The following speakers on Sunday showed how in-depth economic development is key to solving the current strategic crisis. Aiman Rsheed, an engineer from Cairo, presented the ground-breaking “Africa Pass” project for linking the heart of Africa in Burundi to the Mediterranean, at Sidi Barrani. The Ethiopian Consul General in Frankfurt, Mulugeta Zewdie Michael, spoke of the importance of the “Grand Millennium Dam” project for Ethiopia and the entire region. He was followed by American Michael Billington, an advisor to Lyndon LaRouche on Asia, who read a message to the conference from the former Executive Director for Japan at the IMF, Daisuke Kotegawa, before presenting the historical development of Asia from the standpoint of the Eurasian Land-bridge.

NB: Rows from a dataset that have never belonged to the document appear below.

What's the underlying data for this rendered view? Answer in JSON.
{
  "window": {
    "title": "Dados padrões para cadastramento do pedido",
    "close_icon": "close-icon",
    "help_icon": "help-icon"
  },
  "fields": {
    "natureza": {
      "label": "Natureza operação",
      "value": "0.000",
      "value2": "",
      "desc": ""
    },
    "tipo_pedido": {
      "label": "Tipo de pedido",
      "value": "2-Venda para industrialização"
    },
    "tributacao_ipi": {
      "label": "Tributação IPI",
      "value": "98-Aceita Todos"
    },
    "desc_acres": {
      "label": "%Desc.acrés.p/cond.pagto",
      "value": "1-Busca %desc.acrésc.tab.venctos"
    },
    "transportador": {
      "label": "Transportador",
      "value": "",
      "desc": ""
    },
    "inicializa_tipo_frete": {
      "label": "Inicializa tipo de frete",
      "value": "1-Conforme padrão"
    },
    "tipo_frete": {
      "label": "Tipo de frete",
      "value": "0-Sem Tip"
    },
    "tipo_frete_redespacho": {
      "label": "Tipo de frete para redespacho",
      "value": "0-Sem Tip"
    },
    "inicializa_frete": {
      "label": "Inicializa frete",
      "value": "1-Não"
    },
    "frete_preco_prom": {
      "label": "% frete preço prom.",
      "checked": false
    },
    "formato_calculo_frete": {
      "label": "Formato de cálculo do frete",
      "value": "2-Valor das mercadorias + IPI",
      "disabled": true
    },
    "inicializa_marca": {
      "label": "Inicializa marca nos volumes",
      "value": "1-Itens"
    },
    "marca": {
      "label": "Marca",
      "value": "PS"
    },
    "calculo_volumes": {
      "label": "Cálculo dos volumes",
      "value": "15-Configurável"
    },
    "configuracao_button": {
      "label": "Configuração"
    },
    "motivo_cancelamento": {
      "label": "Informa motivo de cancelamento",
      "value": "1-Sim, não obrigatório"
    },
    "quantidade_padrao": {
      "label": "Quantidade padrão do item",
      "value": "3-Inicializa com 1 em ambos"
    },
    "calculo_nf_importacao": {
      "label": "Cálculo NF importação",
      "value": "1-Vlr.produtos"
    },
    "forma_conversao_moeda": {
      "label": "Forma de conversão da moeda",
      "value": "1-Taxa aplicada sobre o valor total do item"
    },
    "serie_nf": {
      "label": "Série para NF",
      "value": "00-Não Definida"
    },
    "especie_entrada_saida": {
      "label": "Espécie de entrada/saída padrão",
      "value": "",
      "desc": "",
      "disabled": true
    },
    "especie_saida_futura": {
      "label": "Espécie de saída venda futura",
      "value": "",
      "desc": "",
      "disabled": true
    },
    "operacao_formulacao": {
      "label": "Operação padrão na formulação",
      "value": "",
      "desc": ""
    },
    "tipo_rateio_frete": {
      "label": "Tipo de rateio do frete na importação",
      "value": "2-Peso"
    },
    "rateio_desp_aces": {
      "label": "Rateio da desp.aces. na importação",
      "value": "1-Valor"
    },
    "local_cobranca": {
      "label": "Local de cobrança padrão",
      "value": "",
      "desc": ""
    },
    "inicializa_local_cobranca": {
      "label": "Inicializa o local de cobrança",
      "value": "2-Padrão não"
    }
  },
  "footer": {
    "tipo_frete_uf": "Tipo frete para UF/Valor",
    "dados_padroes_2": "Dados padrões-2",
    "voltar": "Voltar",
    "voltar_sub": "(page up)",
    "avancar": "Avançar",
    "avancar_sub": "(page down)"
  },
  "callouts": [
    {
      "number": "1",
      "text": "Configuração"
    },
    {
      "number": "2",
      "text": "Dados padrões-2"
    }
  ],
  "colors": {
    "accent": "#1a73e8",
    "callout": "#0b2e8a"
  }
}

The disastrous consequences of the euro policy were described by: Theodore Katsavenas, economics professor at the University of Piraeus, and author of a new best-selling book on how Greece should return to the drachma; George Tsobanoglou of the Greek International Sociological Association; Professor Wilhelm Hankel, one of the lead plaintiffs in challenges to the euro, the EFSF and the ESM at the German Constitutional Court; Daniel Estulin, an investigative journalist from Spain; and Loretta Presotto, of the National Civic Confederation of Florence, Italy. Conference participants also heard a message in favor of a Glass-Steagall type of bank separation from Àlfheidur Ingadóttir, member of the Icelandic Parliament.

A panel on the need for a cultural Renaissance brought to a close the conference, which had been enriched with classical music offerings throughout. The high point was a concert on Saturday evening, with a trio by Lachner, a friend of Schubert, as well as the Va pensiero from Verdi’s Nabucco and pieces from Beethoven’s opera Fidelio.